Daniel Jones #8 of the Giants looks to pass against the...

Daniel Jones #8 of the Giants looks to pass against the Dallas Cowboys during the second quarter at AT&T Stadium on October 11, 2020 in Arlington, Texas. Credit: Getty Images/Tom Pennington

OFFENSE: C

Well, they scored. Finally. After posting no more than 16 points in any of their first four games and 47 total in that span, they put up a season-high 34 points. It was also their first game gaining 300 yards of offense (which they hit on the nose). Evan Engram was an exciting part of the scheme, Devonta Freeman scored his first Giants touchdown and looked, at times, like the Pro Bowler he was with the Falcons, and Darius Slayton caught eight passes for 129 yards (not to mention a 31-yard TD negated by a pass interference call against teammate Damion Ratley).

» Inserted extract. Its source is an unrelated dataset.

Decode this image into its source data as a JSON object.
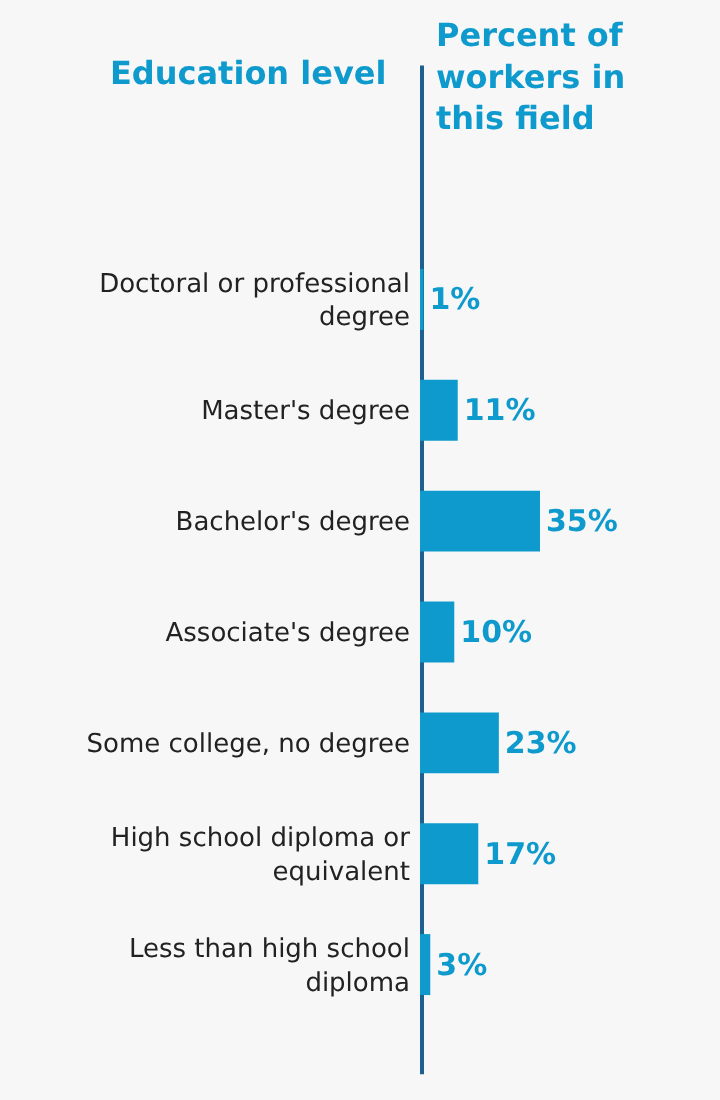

But two things sour all of that. First, the fumble by Daniel Jones when DeMarcus Lawrence obliterated rookie left tackle Andrew Thomas for one of just two sacks allowed by the Giants, this one leading to a fumble (Jones’ fourth of the year and 22nd of his career) and a touchdown. Second, the chance to drive for the game-winning points on the final possession with the score tied and just under two minutes remaining. Jones’ last three passes were all to Dion Lewis, two of them complete, for a total of 1 yard.

DEFENSE: D

Maybe the grade should be a Cee and a Dee because CeeDee Lamb ate them up. The rookie receiver caught eight passes for 124 yards, breaking the Giants’ streak of eight consecutive games without allowing an opposing receiver to gain 100 yards (the longest in the NFL before Sunday).

The Giants did do some good things, such as scoring their first defensive touchdown of the season when Kyler Fackrell picked off Dak Prescott in the first quarter, or when Blake Martinez recovered a fumble in the fourth to set up the go-ahead touchdown.

But there were too many near-miss moments too, including Martinez’s missed tackle on Amari Cooper that might have squelched the final drive deep in Cowboys territory, an almost interception by James Bradberry late in the third. The Giants also need to clean up their 2:00 drives. Martinez called it "a splinter in our foot." More on that a bit later.

SPECIAL TEAMS: D

Graham Gano became the first Giants kicker to connect on three field goals of 50 yards or more in a single game. That’s the only reason the team avoids an F here, because Cam Fleming’s inability to get set on a fake field goal on which holder/punter Riley Dixon hit a wide open Evan Engram for a touchdown led to an illegal shift penalty and negated the score. "You prepare for something like that, you call it at a certain time, it came up, you want to see it work," Joe Judge said.

Dixon did have a booming punt that pinned the Cowboys at the 14 on their final drive, but they were able to move down the field and win the game anyway. The Giants also caught the Cowboys with 12 men on the field on another punt in the third quarter, that penalty pushing them into field-goal range for Gano’s 54-yarder.

COACHING: C

The Giants certainly opened up the offensive playbook with a flea-flicker, a pair of key handoffs to Evan Engram (who became the first Giants tight end to score a rushing TD since Aaron Pierce in 1996), and of course that fake field goal they’d been keeping in their holster for just the right time (if not the right execution). They even threw a two-point conversion pass to Andrew Thomas, making him the first player listed as an offensive lineman to ever do so in NFL history (the league instituted two-point options in 1994).

Defensively, the Giants need to figure out how to stop teams in two-minute drills. The Cowboys scored 13 points in the final combined 2:22 of the first and second halves. That’s unacceptable. The Giants were penalized eight times for 81 yards — and avoided two delay of games by calling timeouts just before the clock ran out — which is not only uncharacteristic but took two touchdowns off the scoreboard.